In this article we will discuss the foreign practice of using OpenStreetMap in universities, which would be great to learn.
For those who do not know: OpenStreetMap (OSM) is an open cartographic database of the whole world, which anyone can edit and which data is distributed under the free Creative Commons license ( CC-BY-SA 2.0 Generic ).
Last week I had a chance to visit the so-called Students Mapping Party, held in London at University College London
(the university where Steve Cost
, the creator of OpenStreetMap, once studied). This event was jointly organized by the local geomatics
department and the volunteers from OpenStreetMap as the first practical lesson for students just starting to study in the magistracy.
The students got acquainted with the geographic information systems using the example of OSM and participated in drawing the map.
At first, students were given sheets of paper with a printed map of the area of land allocated to them ( walking papers
), and they went to bypass it, noting new objects on the printouts with a pencil. The next day, everyone gathered again and entered the data into the system together. All this was done under the guidance of teachers and OpenStreetMap members who wanted to come, so there was no shortage of help. In my opinion, for future cartographers, this is a very good way to “touch” the scope of activities they have chosen.
How was it going?
For those who are interested, I will tell you in detail about how the event was held.
On Wednesday, September 29, everyone gathered in the audience, where a small lecture was held on what OpenStreetMap is and how it gets data. The students were divided into groups of two or three people, and each group was assigned a plot of terrain, over which they should work (indicate unmarked shops, bars, addresses of houses, other objects). Were distributed walking papers
- specially printed maps, over which it is convenient to draw new objects with a pencil. In the corner of such maps there is a QR code
, which is used to bind a section of a map to a location after scanning. A scanned map can be used as a substrate (background image) in many OSM editors, which greatly simplifies data entry.
After the students were divided into groups, the openstreetmap participants who had arrived distributed brigades among themselves, and everyone left for their area (one of the districts of London just north of Regents Park).
The process of data collection itself took about 2-3 hours.
The students did not have the task to bring the territory allocated to them to the ideal, because it is almost impossible, given that everything in OSM can mark anything, and there is no end to it. The main thing here is to get acquainted with the process itself, as well as to mark the most important objects among those that are not yet in the database.

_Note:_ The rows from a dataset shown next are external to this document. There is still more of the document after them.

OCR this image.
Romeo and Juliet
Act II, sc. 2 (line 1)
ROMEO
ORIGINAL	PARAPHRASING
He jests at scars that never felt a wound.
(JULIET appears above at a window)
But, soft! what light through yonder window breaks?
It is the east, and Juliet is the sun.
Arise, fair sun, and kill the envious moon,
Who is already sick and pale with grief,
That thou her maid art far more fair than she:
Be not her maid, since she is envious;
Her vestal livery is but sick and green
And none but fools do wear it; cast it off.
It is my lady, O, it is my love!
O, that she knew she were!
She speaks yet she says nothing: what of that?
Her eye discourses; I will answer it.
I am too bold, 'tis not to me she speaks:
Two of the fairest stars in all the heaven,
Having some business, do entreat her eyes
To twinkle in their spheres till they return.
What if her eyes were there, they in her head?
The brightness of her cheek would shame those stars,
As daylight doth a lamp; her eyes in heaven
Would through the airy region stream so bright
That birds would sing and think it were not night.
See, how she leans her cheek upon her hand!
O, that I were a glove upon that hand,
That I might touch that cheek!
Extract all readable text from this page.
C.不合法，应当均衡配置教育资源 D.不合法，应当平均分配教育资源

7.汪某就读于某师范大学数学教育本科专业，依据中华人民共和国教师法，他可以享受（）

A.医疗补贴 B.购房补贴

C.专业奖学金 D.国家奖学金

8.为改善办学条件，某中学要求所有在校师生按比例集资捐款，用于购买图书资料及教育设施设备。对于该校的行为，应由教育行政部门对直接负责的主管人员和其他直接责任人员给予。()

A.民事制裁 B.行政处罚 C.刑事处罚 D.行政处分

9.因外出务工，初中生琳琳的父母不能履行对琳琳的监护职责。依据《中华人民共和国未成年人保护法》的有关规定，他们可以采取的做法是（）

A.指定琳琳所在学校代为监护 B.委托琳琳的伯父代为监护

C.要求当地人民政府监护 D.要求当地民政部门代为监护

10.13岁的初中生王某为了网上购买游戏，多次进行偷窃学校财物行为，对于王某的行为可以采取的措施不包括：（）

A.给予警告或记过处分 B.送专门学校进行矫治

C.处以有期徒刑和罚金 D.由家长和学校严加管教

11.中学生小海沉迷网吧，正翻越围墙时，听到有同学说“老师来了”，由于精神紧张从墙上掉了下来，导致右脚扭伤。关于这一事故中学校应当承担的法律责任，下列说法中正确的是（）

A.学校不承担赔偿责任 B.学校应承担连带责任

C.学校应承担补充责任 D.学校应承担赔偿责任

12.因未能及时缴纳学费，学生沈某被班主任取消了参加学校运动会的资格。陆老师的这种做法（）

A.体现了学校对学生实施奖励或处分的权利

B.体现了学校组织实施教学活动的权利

Students used not only walking papers, but also, for example, cameras and ordinary notebooks for notes. Many people know that you can also use GPS receivers in OpenStreetMap by loading tracks into the system
and drawing on top of them, but this time they were not useful. The terrain was already well-marked up before this, so the accuracy wouldn’t improve it.
In the evening, after the "hard day of work" everyone met in a pub near the place they had just mapped.
The next day, on Thursday, the students came to a computer audience, where they were given a small master class on how to add data to the OSM card, and how to use the Potlach editor. During editing, incoming OpenStreetMap participants answered students' questions and also gave all sorts of advice. After about 3 hours, all the work was done, and everyone went home.
Why is this useful?
To conduct such, in my opinion, great. OpenStreetMap for departments and faculties - an excellent training ground for training students; for future geoinformation specialists and geodesists - experience plus the opportunity to do something for a reason, and for the benefit of others; for society - a way to get a little more detailed free map of the whole world. OSM data can be used not only as a raster map on the site openstreetmap.org
, but also, for example, in navigators, mobile phones and even commercial projects.
Unfortunately, in Russia everything is a little complicated by the need to have a license for cartographic activities, but since students are already allowed to walk around with theodolites
in the city, why not then upload the results to the Internet?
Imagine how many hundreds of plans and maps drawn by students in class, thrown out or gathering dust in the archives. But this is so much work! The same can be said about tons of abstracts, term papers and diplomas, which, instead of becoming articles on the same Wikipedia, cease to exist after a cursory viewing of a single reader - a teacher.
I would be glad if something like that at least once will be held somewhere here. It will also be very cool if someone who has read this note has a desire to become the organizer of such an event, or to talk with his teacher.
By the way, if you don’t agree with the universities in your city, you can organize a mapping party
just like this: get together, choose a district of the city, walk around and draw it, and then meet at a bar. In London, for example, such events are held about once every two weeks. In Russia, the last meeting of OSM participants was in Velikie Luki
, and the next one is planned in St. Petersburg
LinksThe text of the article is distributed under CC-BY 2.0 / 3.0 . The author of the last photo is Harry Wood . Many thanks to the OSM forum users for correcting errors in the draft article and tips for improving it.